İşyerine hamile olduğumu söylersem işten atabilirler diye, belli olana kadar işyerime söylememe kararı aldık ki bu bir anne için çok acı. Dünyanın en güzel anlarını saklamak zorunda kaldım. Hamileliğin getirmiş olduğu mide bulantıları, halsizlikler başlamıştı. Ağır bir şeyler kaldırmamam gerektiği halde, koli kaldırmak zorunda kaldım. Midem bulandığında lavaboda kimse duymasın diye iki büklüm oluyordum. Uyku hali, halsizlik, vücut ağrıları artık katlanılmaz olmuştu. İlk üç ay bir şekilde atlatmıştım. Ama sonra kilo almaya başladım. Artık saklamam zorlaşmıştı, birisi karnıma çarpacak diye korkuyordum. Bir akşam mesai bitimi servisten inerken bir kadının dikkatini çekmiş. Arkadaşım bir gün sonra bana gelip hamile olup olmadığımı sordu, ben de doğruyu söyledim, gün içerisinde fabrikada herkes duymuştu. Aynı gün muhasebe müdürüne durumumu söyledim. Yumuşak bir ses tonuyla tebrik ettikten sonra, benim sağlığımın önemli olduğunu, işin ikinci planda geldiğini söyledi. İkinci cümlesinde hamilelerin çalışmasının çok da uygun olmadığını söyledi. Yumuşak bir ses tonuyla söylüyordu bunları, sanki beni düşünüyormuş gibi. Üçüncü cümlesinde düzenli hastaneye gitmem gerektiğini ve ben hastaneye gidersem yerime kimin bakacağını sormuş ve benim çalışmamın artık uygun olmadığını ima etmişti. Ben de ısrarla gayet iyiyim ve çalışabilirim demiştim. Bana şu an git bir hafta sonra tekrar konuşalım demişti.

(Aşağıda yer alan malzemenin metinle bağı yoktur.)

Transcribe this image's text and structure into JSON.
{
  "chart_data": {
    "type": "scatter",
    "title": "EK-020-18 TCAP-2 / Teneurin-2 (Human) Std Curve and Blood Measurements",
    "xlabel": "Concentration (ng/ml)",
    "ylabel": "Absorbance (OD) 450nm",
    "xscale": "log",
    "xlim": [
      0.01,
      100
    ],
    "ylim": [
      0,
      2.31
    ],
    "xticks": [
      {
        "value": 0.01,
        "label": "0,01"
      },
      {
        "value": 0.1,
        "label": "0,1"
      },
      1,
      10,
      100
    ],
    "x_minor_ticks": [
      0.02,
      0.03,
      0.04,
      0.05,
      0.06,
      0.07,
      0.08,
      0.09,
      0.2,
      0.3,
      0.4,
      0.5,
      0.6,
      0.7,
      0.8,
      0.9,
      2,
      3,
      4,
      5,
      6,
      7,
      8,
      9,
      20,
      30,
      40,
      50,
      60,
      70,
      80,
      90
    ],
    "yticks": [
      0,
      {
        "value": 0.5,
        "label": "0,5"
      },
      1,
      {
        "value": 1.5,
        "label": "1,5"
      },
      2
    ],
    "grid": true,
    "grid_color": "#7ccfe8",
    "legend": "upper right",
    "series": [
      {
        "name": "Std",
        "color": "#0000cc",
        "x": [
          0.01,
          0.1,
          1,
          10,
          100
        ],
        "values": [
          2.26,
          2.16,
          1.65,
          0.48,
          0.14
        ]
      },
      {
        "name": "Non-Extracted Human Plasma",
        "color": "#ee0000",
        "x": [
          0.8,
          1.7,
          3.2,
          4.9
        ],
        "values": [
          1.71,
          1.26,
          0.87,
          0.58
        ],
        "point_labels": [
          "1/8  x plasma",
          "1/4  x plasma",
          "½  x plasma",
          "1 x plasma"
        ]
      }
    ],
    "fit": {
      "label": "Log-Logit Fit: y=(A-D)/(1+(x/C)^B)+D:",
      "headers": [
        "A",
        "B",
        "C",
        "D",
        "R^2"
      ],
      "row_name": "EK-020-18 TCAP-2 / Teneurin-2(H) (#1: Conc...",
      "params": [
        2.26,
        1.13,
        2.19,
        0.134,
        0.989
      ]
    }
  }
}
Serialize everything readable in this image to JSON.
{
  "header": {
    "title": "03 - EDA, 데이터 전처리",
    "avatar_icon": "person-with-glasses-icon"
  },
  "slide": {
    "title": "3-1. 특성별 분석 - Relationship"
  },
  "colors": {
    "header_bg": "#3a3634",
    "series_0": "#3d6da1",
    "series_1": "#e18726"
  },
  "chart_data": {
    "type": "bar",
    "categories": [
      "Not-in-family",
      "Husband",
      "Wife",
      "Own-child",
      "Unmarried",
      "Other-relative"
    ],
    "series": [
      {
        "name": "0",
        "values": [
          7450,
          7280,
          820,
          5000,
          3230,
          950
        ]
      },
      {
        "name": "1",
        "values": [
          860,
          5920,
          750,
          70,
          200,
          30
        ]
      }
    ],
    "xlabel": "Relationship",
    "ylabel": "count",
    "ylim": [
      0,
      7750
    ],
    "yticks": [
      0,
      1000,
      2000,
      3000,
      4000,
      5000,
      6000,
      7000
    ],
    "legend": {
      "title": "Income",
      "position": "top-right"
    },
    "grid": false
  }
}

Mecburen takiplerimi özel hastanede yaptırmak zorunda kaldım. Bir hafta sonra tekrar konuşmaya gittiğimde aynı şeyi farklı kelimelerle tekrar söyleyip laf cambazlığı yaptı. Amacı benim istifa vermemdi. Sürekli açığımı aramaya başlamıştı. Cumartesi günleri benim bölümüme fazla mesai olmadığı halde işe çağırdı. Hafta içi paydos saatleri dışında fazla mesaiye bırakmaya çalıştı. İşyerindeki arkadaşlara bu durumu anlattığımda, daha önce hamile kalan başka bir arkadaşıma da yıldırma politikasının uygulandığını öğrendim, hatta izindeyken çıkışını vermişlerdi. Başka bir bölümden arkadaş ise, hamileyken sürekli fazla mesaiye bırakıldığını ve sonunda düşük yaptığını anlattı. Benim kanım donmuştu. Bölüm arkadaşlarım bana çok destek oldular, moral ve iş konusunda. Artık ağır koli taşımama izin vermiyorlardı. Durumumdan dolayı sık sık lavaboya gittiğimde arkadaşlar beni idare etmişlerdi.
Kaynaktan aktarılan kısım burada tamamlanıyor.